2. Coltura neuronale primaria

  1. Preparazione
    1. Scongelare l'integratore B-27 plus dal sistema di coltura neuronale B-27 plus. Terreno neurobasale più pre-riscaldato dal sistema di coltura neuronale B-27 plus, 1x Soluzione salina bilanciata di Hank (HBSS) e siero fetale bovino inattivato termicamente (FBS) a 37 °C in un bagno d'acqua.
    2. Rivestire i matracci T-25 con 5 mL di 10 μg/mL di PO e incubare i flaconi per almeno 1 ora a 37 °C. Preparare gli strumenti e le forniture per la dissezione.
      NOTA: Questa fase di rivestimento facilita l'adesione delle cellule ai palloni T-25.
  2. Isolamento cerebrale da embrioni di topo E16-E18
    NOTA: Sterilizzare tutti gli strumenti di dissezione e mantenere la sterilità dei reagenti. Garantire l'aderenza alle tecniche asettiche in tutto il processo.
    1. Prima di iniziare la dissezione, spruzzare sul piano di lavoro con etanolo al 70% o spray disinfettante nel punto in cui avverrà la dissezione. Impostare il microscopio di dissezione e posizionare la capsula di Petri sotto il microscopio. Versare 20 mL di 1x HBSS nella capsula di Petri. Tenere il coperchio della capsula di Petri quando il microscopio non è in uso per ridurre la contaminazione.

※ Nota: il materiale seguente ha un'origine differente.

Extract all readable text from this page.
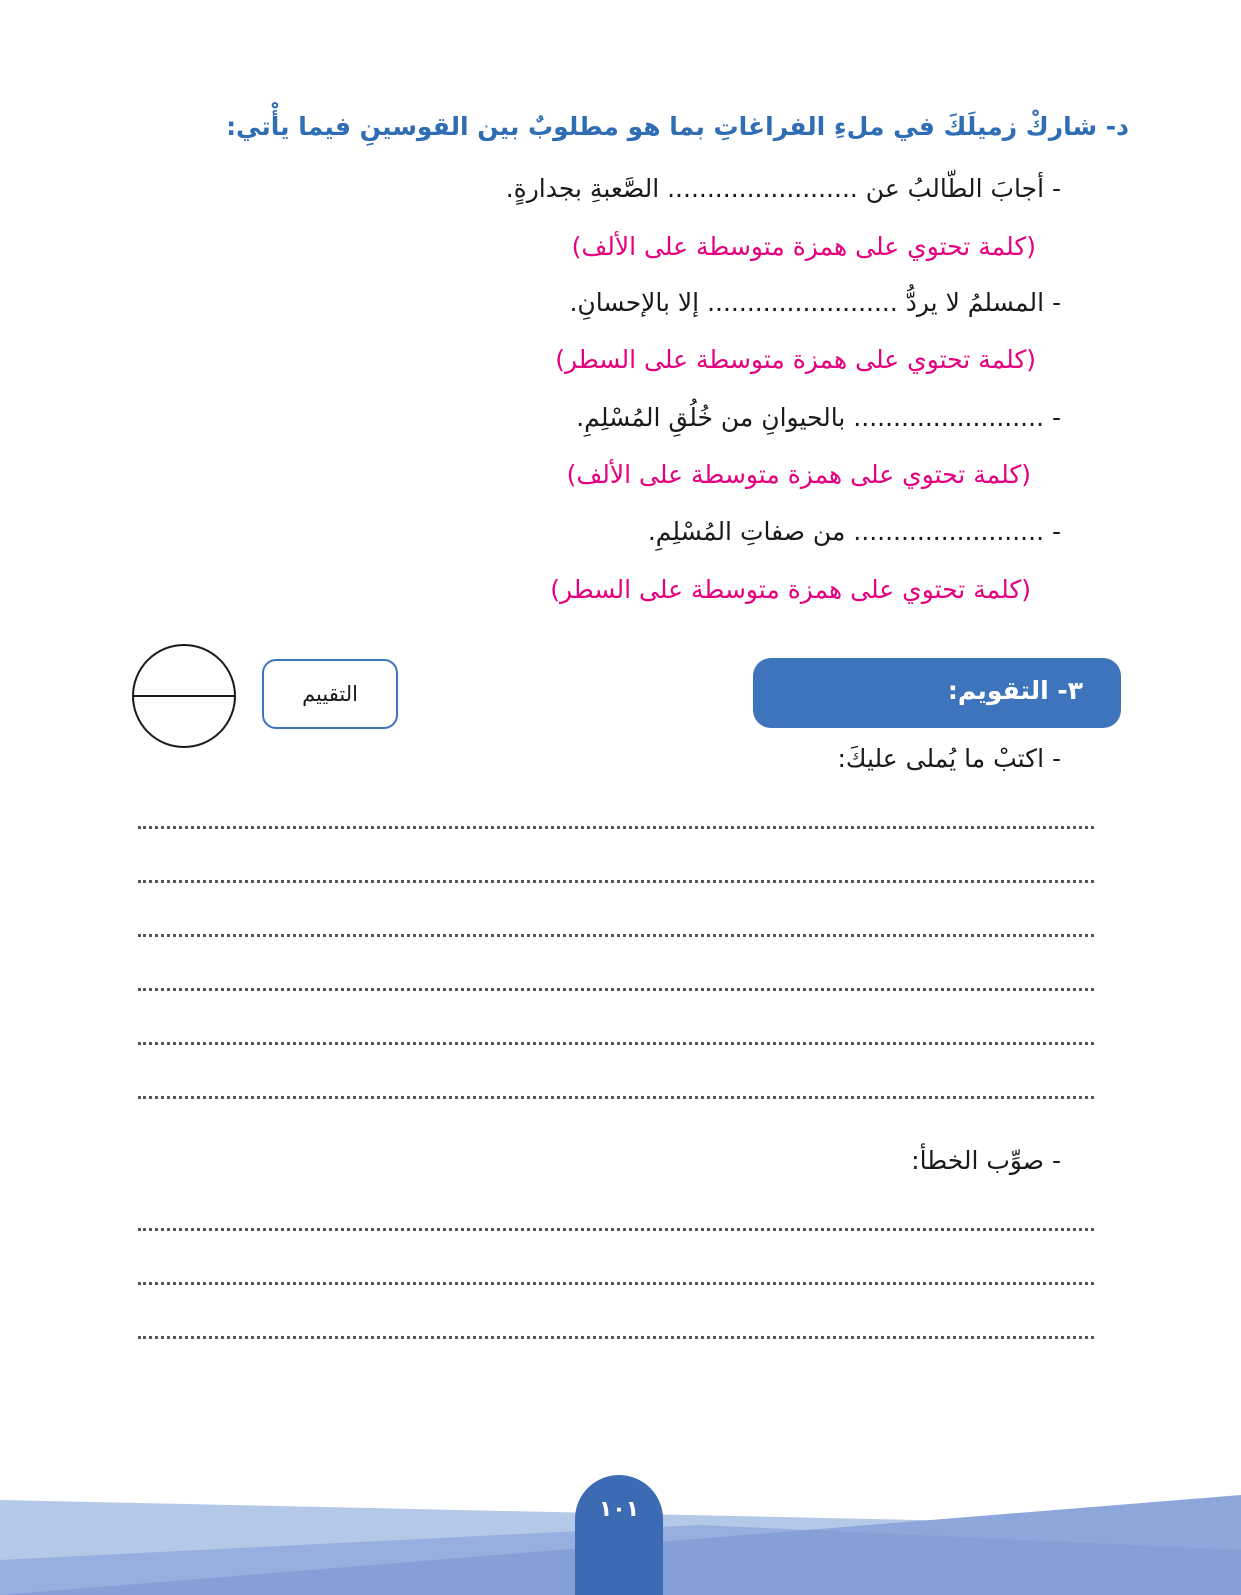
د- شاركْ زميلَكَ في ملءِ الفراغاتِ بما هو مطلوبٌ بين القوسينِ فيما يأْتي:
- أجابَ الطّالبُ عن ........................ الصَّعبةِ بجدارةٍ.
(كلمة تحتوي على همزة متوسطة على الألف)
- المسلمُ لا يردُّ ........................ إلا بالإحسانِ.
(كلمة تحتوي على همزة متوسطة على السطر)
- ........................ بالحيوانِ من خُلُقِ المُسْلِمِ.
(كلمة تحتوي على همزة متوسطة على الألف)
- ........................ من صفاتِ المُسْلِمِ.
(كلمة تحتوي على همزة متوسطة على السطر)
التقييم	٣- التقويم:
- اكتبْ ما يُملى عليكَ:
- صوِّب الخطأ:
١٠١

    2. Metti diversi strati di carta assorbente e spruzza accuratamente i tovaglioli di carta con etanolo al 70%. Preparare gli strumenti di dissezione (forbici a molla, un paio di micro-pinze e pinze per tessuti) spruzzandoli accuratamente con etanolo al 70% e appoggiando gli strumenti sui tovaglioli di carta.
    3. Anestetizzare una topolina gravida tra i giorni di gestazione 16-18 usando isoflurano e sopprimere la topo mediante lussazione cervicale (seguendo protocolli istituzionalmente approvati).

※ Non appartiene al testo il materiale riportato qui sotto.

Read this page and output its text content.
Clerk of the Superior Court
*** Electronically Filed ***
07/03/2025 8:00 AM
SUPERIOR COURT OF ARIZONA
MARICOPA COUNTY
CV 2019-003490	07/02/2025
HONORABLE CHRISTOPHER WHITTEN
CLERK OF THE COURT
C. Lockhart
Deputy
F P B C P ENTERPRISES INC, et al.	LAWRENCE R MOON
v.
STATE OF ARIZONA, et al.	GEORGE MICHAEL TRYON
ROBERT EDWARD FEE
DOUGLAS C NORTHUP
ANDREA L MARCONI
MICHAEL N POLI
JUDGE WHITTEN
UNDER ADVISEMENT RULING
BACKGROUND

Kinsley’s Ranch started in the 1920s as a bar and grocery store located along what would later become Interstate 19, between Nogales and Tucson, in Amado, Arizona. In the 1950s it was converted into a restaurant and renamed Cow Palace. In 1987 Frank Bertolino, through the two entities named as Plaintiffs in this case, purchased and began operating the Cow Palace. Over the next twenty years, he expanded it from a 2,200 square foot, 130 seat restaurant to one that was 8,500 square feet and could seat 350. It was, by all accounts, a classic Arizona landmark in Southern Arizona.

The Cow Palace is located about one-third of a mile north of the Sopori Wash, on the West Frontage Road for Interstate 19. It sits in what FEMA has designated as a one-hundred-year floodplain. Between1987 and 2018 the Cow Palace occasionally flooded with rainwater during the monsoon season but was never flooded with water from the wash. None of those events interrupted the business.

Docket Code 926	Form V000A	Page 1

    4. Appoggia il topo sulla schiena su un pezzo di carta assorbente imbevuto di etanolo al 70%. Disinfettare la zona addominale con etanolo al 70%. Sollevare la pelle del basso addome con una pinza per tessuti ed eseguire un'incisione a forma di V da questo punto alla gabbia toracica inferiore con le forbici da dissezione.
    5. Afferra le corna uterine che contengono gli embrioni con una pinza per tessuti e rimuovi delicatamente gli embrioni dalla cavità addominale. Disinfettare brevemente le corna uterine contenenti embrioni con etanolo al 70%.

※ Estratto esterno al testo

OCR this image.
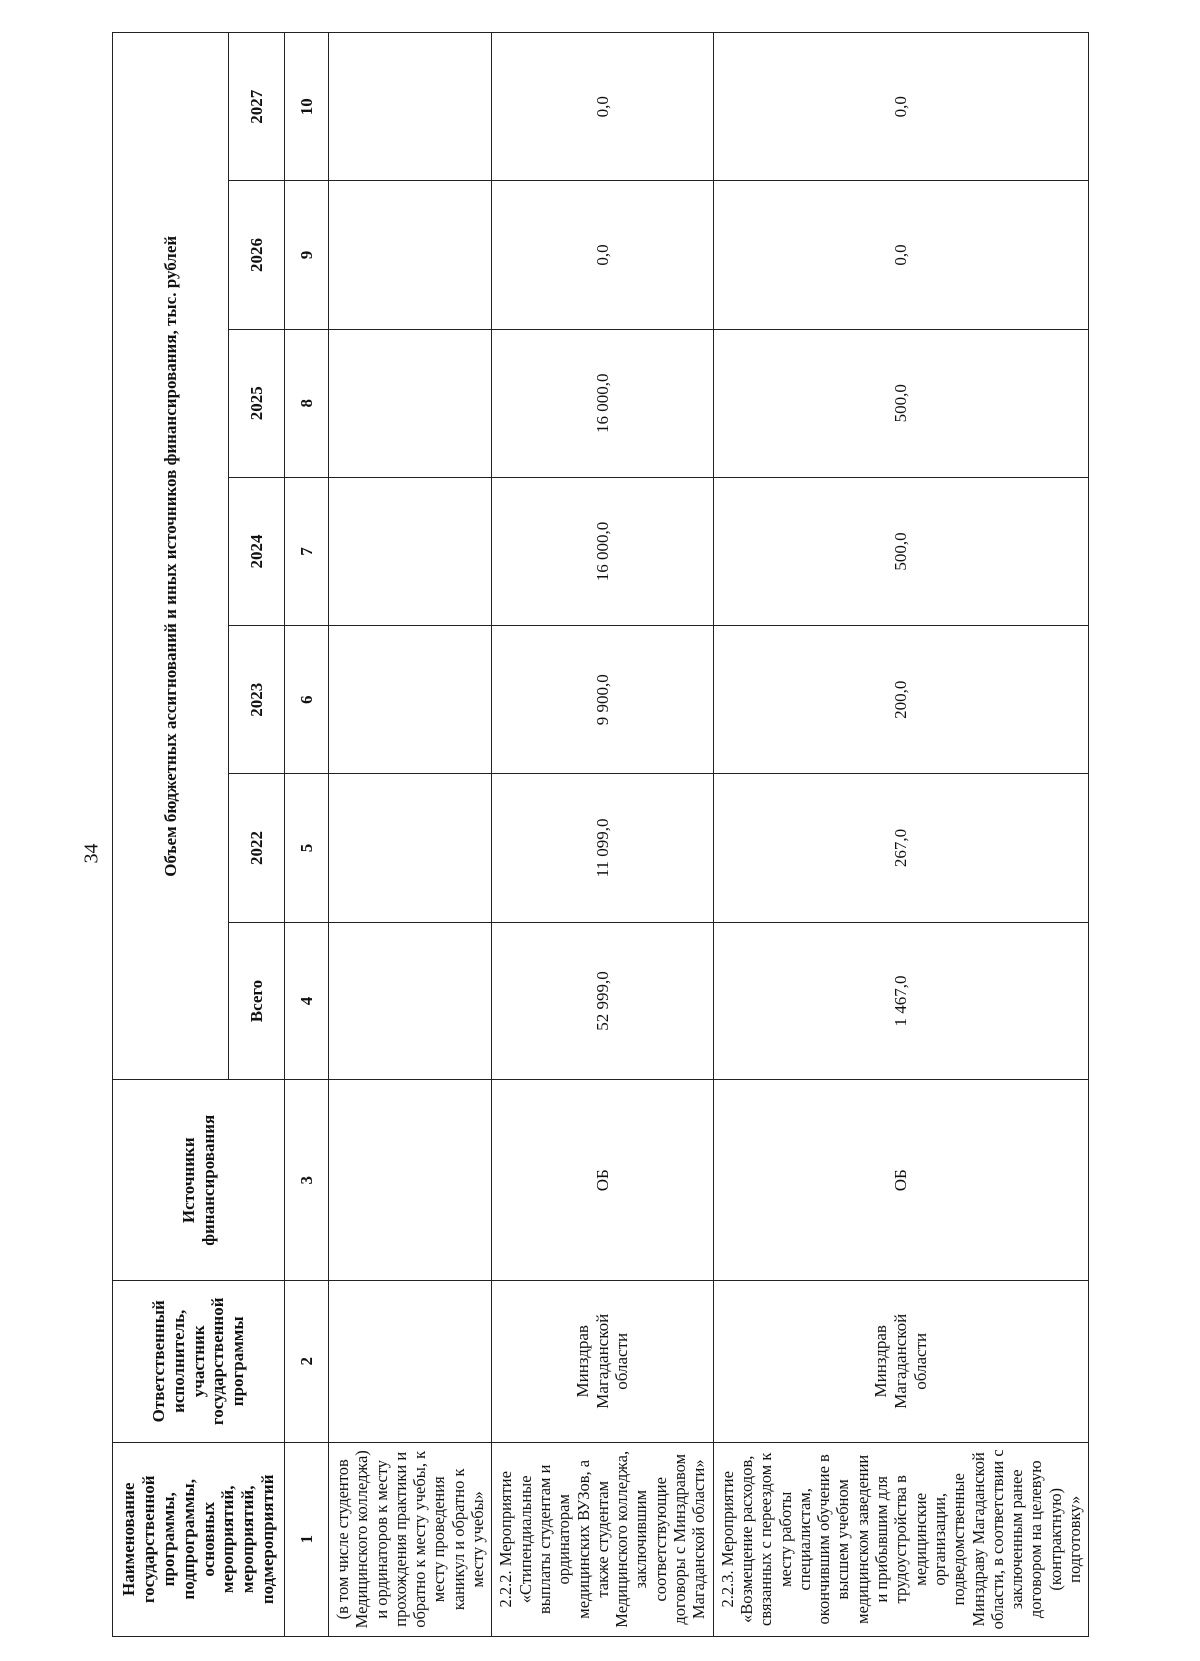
34
Наименование государственной программы, подпрограммы, основных мероприятий, мероприятий, подмероприятий	Ответственный исполнитель, участник государственной программы	Источники финансирования	Объем бюджетных ассигнований и иных источников финансирования, тыс. рублей						
			Всего	2022	2023	2024	2025	2026	2027
1	2	3	4	5	6	7	8	9	10
(в том числе студентов Медицинского колледжа) и ординаторов к месту прохождения практики и обратно к месту учебы, к месту проведения каникул и обратно к месту учебы»									
2.2.2. Мероприятие «Стипендиальные выплаты студентам и ординаторам медицинских ВУЗов, а также студентам Медицинского колледжа, заключившим соответствующие договоры с Минздравом Магаданской области»	Минздрав Магаданской области	ОБ	52 999,0	11 099,0	9 900,0	16 000,0	16 000,0	0,0	0,0
2.2.3. Мероприятие «Возмещение расходов, связанных с переездом к месту работы специалистам, окончившим обучение в высшем учебном медицинском заведении и прибывшим для трудоустройства в медицинские организации, подведомственные Минздраву Магаданской области, в соответствии с заключенным ранее договором на целевую (контрактную) подготовку»	Минздрав Магаданской области	ОБ	1 467,0	267,0	200,0	500,0	500,0	0,0	0,0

    6. Sezionare un embrione dal suo sacco individuale alla volta. Usando le forbici a molla, crea un'incisione sulla linea mediana nella parte superiore del cranio, partendo dalla parte posteriore del collo fino al naso. Quindi, solleva il cranio dal sito di incisione per rivelare il cervello. Estrarre delicatamente il cervello con una pinza per tessuti e trasferire il cervello in una capsula di Petri da 10 cm contenente 15 ml di 1x HBSS.
    7. Sotto un microscopio da dissezione, rimuovere con cura il tronco encefalico e le meningi su entrambi i lati della corteccia cerebrale con un paio di micro-pinze. Trasferire le cortecce cerebrali in una provetta conica da 50 ml contenente 10 ml di 1x HBSS e metterle sul ghiaccio.
  3. Dissociazione cerebrale e semina di neuroni corticali in coltura cellulare
    NOTA: Eseguire tutti i passaggi successivi in una cabina di biosicurezza.
    1. Tritare il cervello in circa 1 mm2 pezzi nella provetta conica da 50 ml con una lama di bisturi sterile monouso. Trasferire i cervelli tritati in una nuova provetta conica sterile da 50 mL.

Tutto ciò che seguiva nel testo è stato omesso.